The aircraft manufacturer advised that the operation of the hydraulic pump during the landing gear retraction cycle in a normally operating Cessna 210E aircraft consumed approximately 7 horsepower, which was 3.8 % of the engine output at the maximum power setting. That would result in a small reduction in climb performance during gear retraction. In addition, the drag of the landing gear doors, which open during the retraction cycle, would also reduce the aircraft's performance by a significant margin. If the engine was producing less than maximum power, the percentage loss of performance during the landing gear retraction cycle would be proportionally greater.

The distance required to stop the aircraft, if the takeoff had been rejected from the lift off point, would be approximately equal to the landing ground roll distance under the same conditions. From the lift off point, the aircraft had 750 m to run before the aerodrome perimeter fence. Half of this distance was sealed runway; the other half was level grass. The manufacturer's data showed that at maximum weight, 233 metres would have been required to stop on a grass runway.

Performance of pilot's most recent aircraft type

The Maule floatplane, the aircraft that the pilot had flown most often in the previous three months, at maximum weight had a takeoff run of approximately 500 m from smooth water and longer from rough water. Compared to a fully serviceable Cessna 210E aircraft, the Maule floatplane normally required a longer takeoff run and had a much lower rate of acceleration.

Related accidents

In 1984, a US registered Cessna 210 sustained total power loss in-flight and the pilot force landed the aircraft. A factor in the accident was the use of the auxiliary fuel pump in the high position (NTSB CHI84FA282). In 1976, an Australian registered Cessna 210 was damaged in a force landing after the engine lost all power as a result of incorrect use of fuel pump in the high position (BASI 197606853). The owner's manual stated that the electric fuel pump should not be switched to the high position during normal operation because richer mixture than normal will result.

In 1972, a Cessna 210 was damaged in a force landing after the engine lost all power. A factor contributing to that accident was the prolonged sideslipping of the aircraft with low level of fuel in the tanks. (BASI 197204960). The owner's manual advised that with fuel tanks one quarter full or less, prolonged uncoordinated flight can uncover the fuel tank outlets, causing fuel starvation and engine stoppage. It further advised that "prolonged" means more than one minute.

ATSB records contain reports of four accidents (BASI 197304110, 198101450, 198201391, 198802338) involving Cessna 210 aircraft in which vapour lock in the engine fuel system resulted in complete power loss.


A comparison of the takeoff run used by the aircraft and that predicted by the manufacturer shows that the aircraft's performance during the takeoff was significantly less than expected.
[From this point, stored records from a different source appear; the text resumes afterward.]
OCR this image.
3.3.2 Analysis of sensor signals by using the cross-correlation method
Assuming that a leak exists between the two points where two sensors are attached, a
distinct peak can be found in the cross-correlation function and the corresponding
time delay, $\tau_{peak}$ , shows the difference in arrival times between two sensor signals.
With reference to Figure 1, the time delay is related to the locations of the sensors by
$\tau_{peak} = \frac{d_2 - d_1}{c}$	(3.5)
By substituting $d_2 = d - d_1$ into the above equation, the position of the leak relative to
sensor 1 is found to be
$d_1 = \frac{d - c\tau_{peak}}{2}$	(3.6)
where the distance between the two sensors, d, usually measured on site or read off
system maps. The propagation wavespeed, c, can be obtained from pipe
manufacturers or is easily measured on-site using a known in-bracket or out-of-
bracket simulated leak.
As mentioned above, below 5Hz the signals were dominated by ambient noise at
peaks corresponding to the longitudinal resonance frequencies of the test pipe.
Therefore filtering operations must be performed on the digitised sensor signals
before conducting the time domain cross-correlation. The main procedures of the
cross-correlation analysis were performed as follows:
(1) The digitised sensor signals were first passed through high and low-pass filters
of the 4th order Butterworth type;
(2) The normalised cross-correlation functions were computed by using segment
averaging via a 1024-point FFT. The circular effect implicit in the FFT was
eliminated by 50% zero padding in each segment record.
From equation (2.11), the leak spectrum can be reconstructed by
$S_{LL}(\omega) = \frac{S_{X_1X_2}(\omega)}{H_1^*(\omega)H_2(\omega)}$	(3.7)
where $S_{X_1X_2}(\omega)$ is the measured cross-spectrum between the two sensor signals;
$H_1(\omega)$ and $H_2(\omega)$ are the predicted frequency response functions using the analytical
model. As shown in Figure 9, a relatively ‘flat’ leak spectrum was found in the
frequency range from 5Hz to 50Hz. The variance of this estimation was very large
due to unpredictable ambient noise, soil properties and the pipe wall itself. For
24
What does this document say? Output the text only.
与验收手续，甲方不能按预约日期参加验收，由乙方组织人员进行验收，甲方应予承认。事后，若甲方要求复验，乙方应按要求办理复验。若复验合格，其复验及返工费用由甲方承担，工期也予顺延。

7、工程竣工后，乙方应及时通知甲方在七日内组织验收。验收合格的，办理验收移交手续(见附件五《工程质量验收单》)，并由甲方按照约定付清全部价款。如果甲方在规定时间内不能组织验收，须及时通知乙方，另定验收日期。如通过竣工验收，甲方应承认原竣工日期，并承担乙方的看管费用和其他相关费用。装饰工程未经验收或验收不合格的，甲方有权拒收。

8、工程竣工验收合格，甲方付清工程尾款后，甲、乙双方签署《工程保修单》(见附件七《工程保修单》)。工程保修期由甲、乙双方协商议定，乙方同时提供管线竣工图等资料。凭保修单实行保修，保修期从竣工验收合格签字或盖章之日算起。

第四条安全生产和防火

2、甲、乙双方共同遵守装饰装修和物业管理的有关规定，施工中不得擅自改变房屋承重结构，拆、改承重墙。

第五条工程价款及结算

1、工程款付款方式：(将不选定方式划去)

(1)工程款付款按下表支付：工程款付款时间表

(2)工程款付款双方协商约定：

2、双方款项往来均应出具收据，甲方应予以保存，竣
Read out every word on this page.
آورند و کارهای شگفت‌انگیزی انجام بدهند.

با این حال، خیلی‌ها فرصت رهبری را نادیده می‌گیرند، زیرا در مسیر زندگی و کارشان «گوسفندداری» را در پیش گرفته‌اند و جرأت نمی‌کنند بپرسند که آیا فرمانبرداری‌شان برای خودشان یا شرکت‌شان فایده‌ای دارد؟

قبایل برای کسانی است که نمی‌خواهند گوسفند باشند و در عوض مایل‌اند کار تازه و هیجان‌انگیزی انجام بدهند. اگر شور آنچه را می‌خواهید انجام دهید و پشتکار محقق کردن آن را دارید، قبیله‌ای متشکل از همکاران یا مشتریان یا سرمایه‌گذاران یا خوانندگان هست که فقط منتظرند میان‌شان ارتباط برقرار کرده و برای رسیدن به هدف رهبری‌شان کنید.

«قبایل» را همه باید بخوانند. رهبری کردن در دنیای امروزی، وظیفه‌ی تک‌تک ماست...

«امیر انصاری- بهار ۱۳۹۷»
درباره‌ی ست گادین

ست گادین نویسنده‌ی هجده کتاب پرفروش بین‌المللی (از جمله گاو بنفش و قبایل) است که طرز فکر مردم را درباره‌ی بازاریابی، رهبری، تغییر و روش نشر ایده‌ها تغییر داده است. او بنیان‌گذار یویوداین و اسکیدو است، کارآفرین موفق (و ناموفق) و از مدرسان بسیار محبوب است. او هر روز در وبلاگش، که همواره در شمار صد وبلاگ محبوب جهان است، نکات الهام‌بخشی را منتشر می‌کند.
The fact that the aircraft could get airborne and slowly climb, but later could not maintain altitude with the landing gear retracted indicates that the aircraft's performance decreased during the flight. As the pilot and the witnesses agreed that no sudden loss of performance occurred, it was concluded that a slow deterioration in engine power output occurred over the period of the flight. As the takeoff run was longer than expected, this deterioration began at the start of, or during, the takeoff run.

The reduction in performance that was felt by the pilot after takeoff was consistent with the normal loss of performance produced by the gear retraction.

A loss of performance of an aircraft can be due to an increase in drag, a decrease in power from the engine, environmental factors such as down draughts, or a combination of these factors. An increase in drag can be the result of:

  • damage to the airframe,
  • a configuration change (flaps or gear extended), or
  • poor technique by the pilot (for example, incorrect airspeed or unbalanced flight).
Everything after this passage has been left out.